# B14/N15 Tein Flex



## onyxeros (Jul 26, 2002)

Just in case you guys are wondering you can order the Tein Flex kit for the N15 through any authorized Dealer. Im getting mine for about $1450 (includes pillow mounts) and it will take between 4-8 weeks to arrive from Japan

O


----------



## Ninety-Nine SE-L (May 5, 2002)

show pix when you get em. I never heard of the flex...are they better than the SS?


----------



## AZ_TURBOSE (Oct 22, 2002)

Ninety-Nine SE-L said:


> show pix when you get em. I never heard of the flex...are they better than the SS?


Differences are upper pillow mounts included and a teflon coating to help prevent rust. Other than that there is not much difference from the SS kit.


----------



## onyxeros (Jul 26, 2002)

AZ_TURBOSE said:


> Differences are upper pillow mounts included and a teflon coating to help prevent rust. Other than that there is not much difference from the SS kit.



They are also valved differently and more designed towards track use. I would think you would know this since you guys are a Dealer.

O


----------



## pete? (Jul 6, 2004)

^^^ sounds like he is right, geard more for track use.

tein SS dampers 

tein flex


----------



## Ninety-Nine SE-L (May 5, 2002)

I don't see N15 on the list for Tien Flex


----------



## cozzmo (Sep 16, 2004)

TEIN Flex for N15 are listed as VZ-R/JN15 set. Rear solid mounts are designed the same as stock ones in that they do restrict the stroke, but due to design (outlined below) the stroke of the shock is not an issue so the TEIN top mounts are fine.

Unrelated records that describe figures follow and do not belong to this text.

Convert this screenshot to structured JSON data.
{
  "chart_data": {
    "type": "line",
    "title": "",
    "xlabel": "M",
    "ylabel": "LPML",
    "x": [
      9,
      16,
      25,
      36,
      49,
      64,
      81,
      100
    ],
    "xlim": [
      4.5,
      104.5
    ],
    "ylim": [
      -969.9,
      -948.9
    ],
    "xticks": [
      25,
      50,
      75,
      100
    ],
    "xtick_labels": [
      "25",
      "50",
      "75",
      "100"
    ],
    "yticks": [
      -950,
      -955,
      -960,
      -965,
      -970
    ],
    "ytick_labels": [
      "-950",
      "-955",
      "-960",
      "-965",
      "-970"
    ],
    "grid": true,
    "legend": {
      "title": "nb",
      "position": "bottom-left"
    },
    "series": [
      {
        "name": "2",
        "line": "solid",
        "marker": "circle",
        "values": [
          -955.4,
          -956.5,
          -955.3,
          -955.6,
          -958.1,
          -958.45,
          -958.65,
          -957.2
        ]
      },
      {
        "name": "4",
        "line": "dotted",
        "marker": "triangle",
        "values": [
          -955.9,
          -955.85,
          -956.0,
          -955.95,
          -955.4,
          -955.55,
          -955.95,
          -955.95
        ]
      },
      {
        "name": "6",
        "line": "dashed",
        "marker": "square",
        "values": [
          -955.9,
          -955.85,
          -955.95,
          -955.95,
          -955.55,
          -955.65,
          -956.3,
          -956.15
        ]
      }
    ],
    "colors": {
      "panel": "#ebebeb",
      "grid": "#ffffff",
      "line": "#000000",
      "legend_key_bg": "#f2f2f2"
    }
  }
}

TEIN Flex as described are valved and geared more towards track use, or for sporty handling, not quite as stiffly valved as the HA series (i have compared both). The Flex series are also setup like the D2 coilovers where when you lower it, you don't lose any stroke of the shock as the whole body of the shock absorber winds down into the mounting point, hence no stroke loss. Very good for getting cornerweighting done properly. Also the Flex series are often designed to be compatible with the EDFC (electronic damp force controller) which utilises small Servo motors attached to the top of the strut with a small controller for "finger tip" adjustment of the damping force from the drivers seat, plus the ability to set 3 different presets. A very trick setup....


----------



## wickedsr20 (Aug 8, 2002)

onyxeros said:


> Just in case you guys are wondering you can order the Tein Flex kit for the N15 through any authorized Dealer. Im getting mine for about $1450 (includes pillow mounts) and it will take between 4-8 weeks to arrive from Japan


Nice. Mix in a set of sway bars and that Sentra will feel like its ridin' on rails.
I almost had that suspension set-up, but things worked out a bit differently and I ended up with the SS's. I wanna ride in it when you get it sorted out. :cheers:


----------